The absolutely crucial element to this stage is honesty. If you’re too confident or too modest about your current position, the rest of the process will fall apart.

3 - Work out what you’ll need to move from your current position to the point where you achieve your goals.

This is generally a matter of finding the required:

  • Skills
  • Resources (maybe it's a good time to look at your L&D budgets)
  • Support
  • People

4 - Turn these requirements into sub-goals or 'focus areas' with deadlines

These requirements are now going to become your short-term goals. Make sure they are measurable, put them in an order that seems sensible, and add any other goals which you become aware of. Give yourself achievable and realistic deadlines to complete these by. At this point you might notice your overall goal will take more or less than a year to complete – if so, increase or decrease its scope accordingly.

5 - Tidy up your action plan

Finally - look at what you’ve thrown into your template, and tidy it up into something you’d be happy to present to the rest of your team or your boss. That might mean writing it out longhand, removing some of the more ambitious or specific points, or tidying it all into a spreadsheet.

Download our free PDP template

If you’re wondering what the finished product should look like, have a look at our Personal Development Plan template. (You'll be prompted to create a copy of the spreadsheet to be able to edit it with your details). This is the same exact PDP template that our team members use at Charlie.

How to ensure your PDPs are a success

Once your employees have gone through those five steps and produced their finished PDPs, it’s time for you to get to work.

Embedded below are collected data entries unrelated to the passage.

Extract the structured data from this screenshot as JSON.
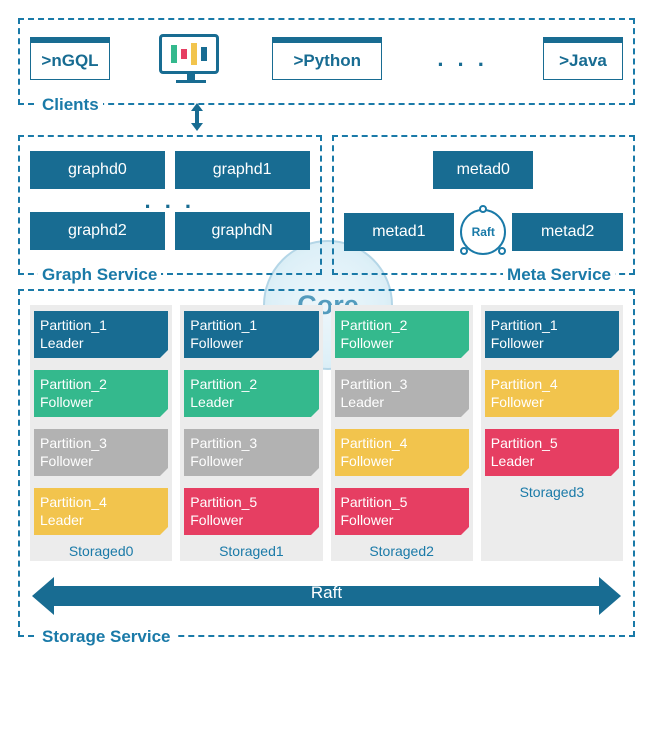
{
  "clients": {
    "label": "Clients",
    "items": [
      ">nGQL",
      ">Python",
      ">Java"
    ],
    "ellipsis": ". . ."
  },
  "graph_service": {
    "label": "Graph Service",
    "nodes": [
      "graphd0",
      "graphd1",
      "graphd2",
      "graphdN"
    ],
    "ellipsis": ". . ."
  },
  "meta_service": {
    "label": "Meta Service",
    "nodes": [
      "metad0",
      "metad1",
      "metad2"
    ],
    "raft_label": "Raft"
  },
  "core_label": "Core",
  "storage_service": {
    "label": "Storage Service",
    "raft_label": "Raft",
    "columns": [
      {
        "name": "Storaged0",
        "partitions": [
          {
            "name": "Partition_1",
            "role": "Leader",
            "color": "blue"
          },
          {
            "name": "Partition_2",
            "role": "Follower",
            "color": "green"
          },
          {
            "name": "Partition_3",
            "role": "Follower",
            "color": "grey"
          },
          {
            "name": "Partition_4",
            "role": "Leader",
            "color": "yellow"
          }
        ]
      },
      {
        "name": "Storaged1",
        "partitions": [
          {
            "name": "Partition_1",
            "role": "Follower",
            "color": "blue"
          },
          {
            "name": "Partition_2",
            "role": "Leader",
            "color": "green"
          },
          {
            "name": "Partition_3",
            "role": "Follower",
            "color": "grey"
          },
          {
            "name": "Partition_5",
            "role": "Follower",
            "color": "pink"
          }
        ]
      },
      {
        "name": "Storaged2",
        "partitions": [
          {
            "name": "Partition_2",
            "role": "Follower",
            "color": "green"
          },
          {
            "name": "Partition_3",
            "role": "Leader",
            "color": "grey"
          },
          {
            "name": "Partition_4",
            "role": "Follower",
            "color": "yellow"
          },
          {
            "name": "Partition_5",
            "role": "Follower",
            "color": "pink"
          }
        ]
      },
      {
        "name": "Storaged3",
        "partitions": [
          {
            "name": "Partition_1",
            "role": "Follower",
            "color": "blue"
          },
          {
            "name": "Partition_4",
            "role": "Follower",
            "color": "yellow"
          },
          {
            "name": "Partition_5",
            "role": "Leader",
            "color": "pink"
          }
        ]
      }
    ]
  }
}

  • Ensure managers have regular progression and development conversations with their direct reports, and that they use the personal development plans as a way to spot blockers and track progress towards their ‘north star’.
  • Find ways you or others in the business can help them get access to their requirements, and make suggestions for anything they may have missed or any alternative routes they could take.
  • Make sure your other team members are involved in it by running 360 degree reviews to complete the process

As the year goes on, how often and how formally you review career development and the progress your team makes on their PDPs is up to you. You might choose to hold formal review sessions at quarterly intervals, or you could catch up with brief, informal one-to-one conversations on a more regular basis (if you're going down this route, we've actually written a huge guide about how to have world-class one to ones). However, you should recommend that your team members look over their PDPs as regularly as possible: tracking your own progress should become a habit outside of the formal review requirements.

At Charlie, we do quarterly reviews of PDPs as a team, and more regular one-to-one chats about them (once a month) – but you should focus on what feels right for your business and your employees.